Dalton passes the leash back to me. I’m to stay where I am while he investigates. A wave tells Petra to circle wide and cover him. As I take the leash, he glances back and our eyes meet. He catches something in mine that makes him do a double take, and I cover my fear with a reassuring nod.
He returns my nod, and then his gaze is back on the bush, now shaking as the bear brushes against it, stil
l snuffling, the occasional snort mixed in. Then a grunt that tells me it’s eating.
The beast is distracted. That’s good. Stay distracted.
Dalton pauses and then chooses his direction. Petra fans out farther. I wrap the leash around my hand and then take a careful step in the other direction. Another step. Another. I’m trying to get a visual on the bear’s head without attracting its attention.
One more step, my gun raised, as my gaze sweeps the scene, making sure we aren’t missing a second bear—
I stop, heart slamming as I catch sight of something on the ground. A brown lump. My mouth opens to get Dalton’s attention, but there’s no way to do that without alerting the feeding bear. I swallow hard and step to the right, ducking to peer under the foliage.

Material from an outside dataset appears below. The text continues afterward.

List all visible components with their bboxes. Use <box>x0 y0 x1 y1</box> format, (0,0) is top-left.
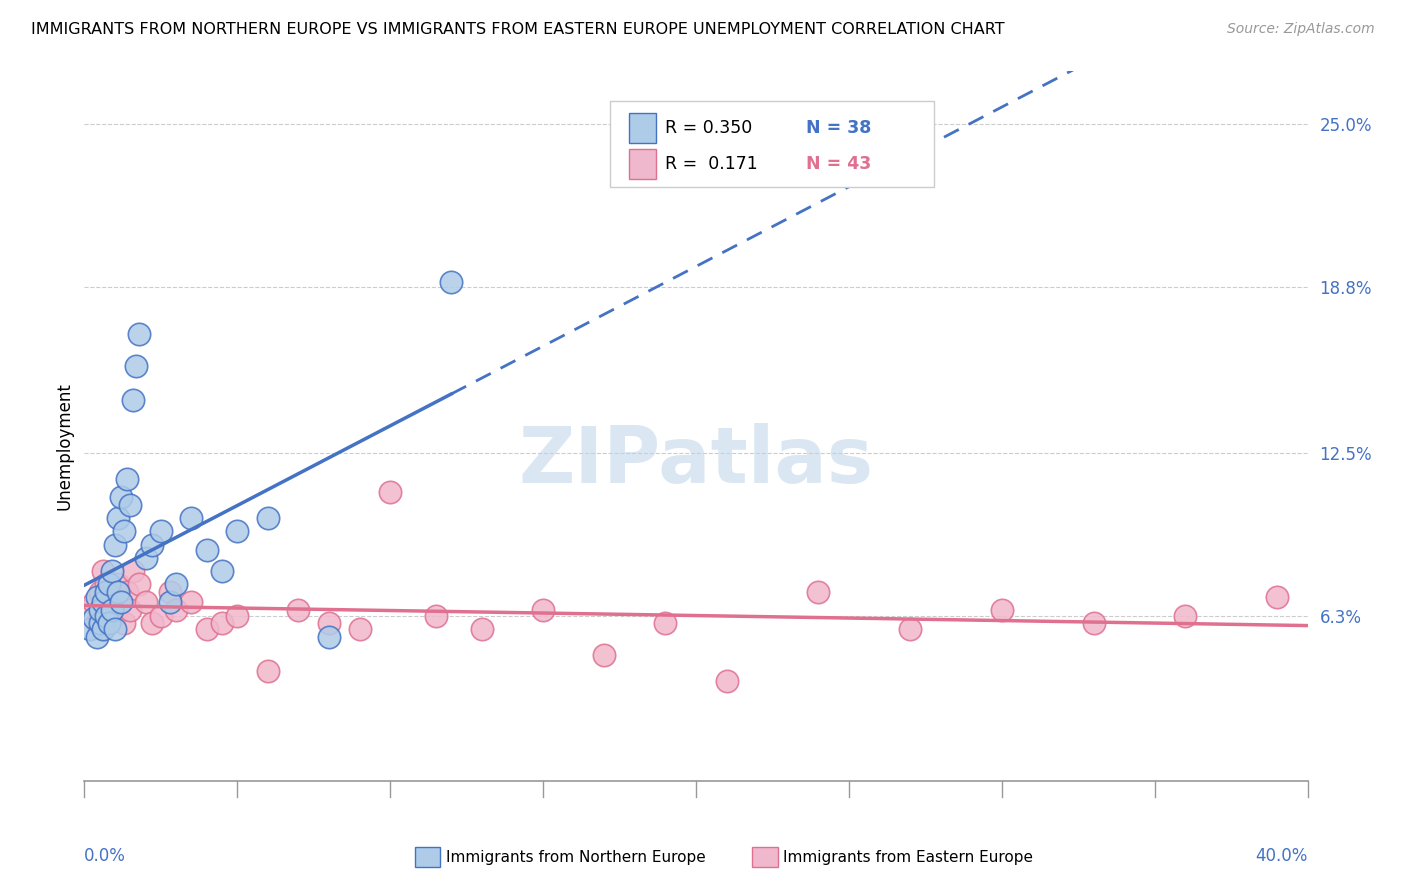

A long length of tan tops the dark brown lump. My brain tries shoving the image into bear shape, but it doesn’t fit. I blink, and then I realize what I’m seeing. A boot and a leg and, above it, the dark hump of a body. Someone lying in the clearing. Lying on their back, while a bear is ten feet away, feeding—
I clamp my jaw shut against the urge to warn Dalton. My stomach twists, but I know I can’t say a word. I also know, as horrifying as this is, that it doesn’t actually matter what the bear is eating. Not at this moment.
I stare at the boot and I struggle to remember what Felicity and Edwin had been wearing.
With Storm on a tight lead, I step forward until I can make out the shape of the bear’s head as it yanks back, a sickening wet noise as it rips into its meal, snorting and …
I see hair not fur. Bristly hair and upright ears and a snout longer and smaller than a bear’s.
“Hie!” Dalton shouts, and I swear I jump two feet in the air. “Hie, hie!”
He rushes forward, a dark shape charging at what I now realize is a boar. The beast tears past us. Storm whines and dances in place, but I don’t release her.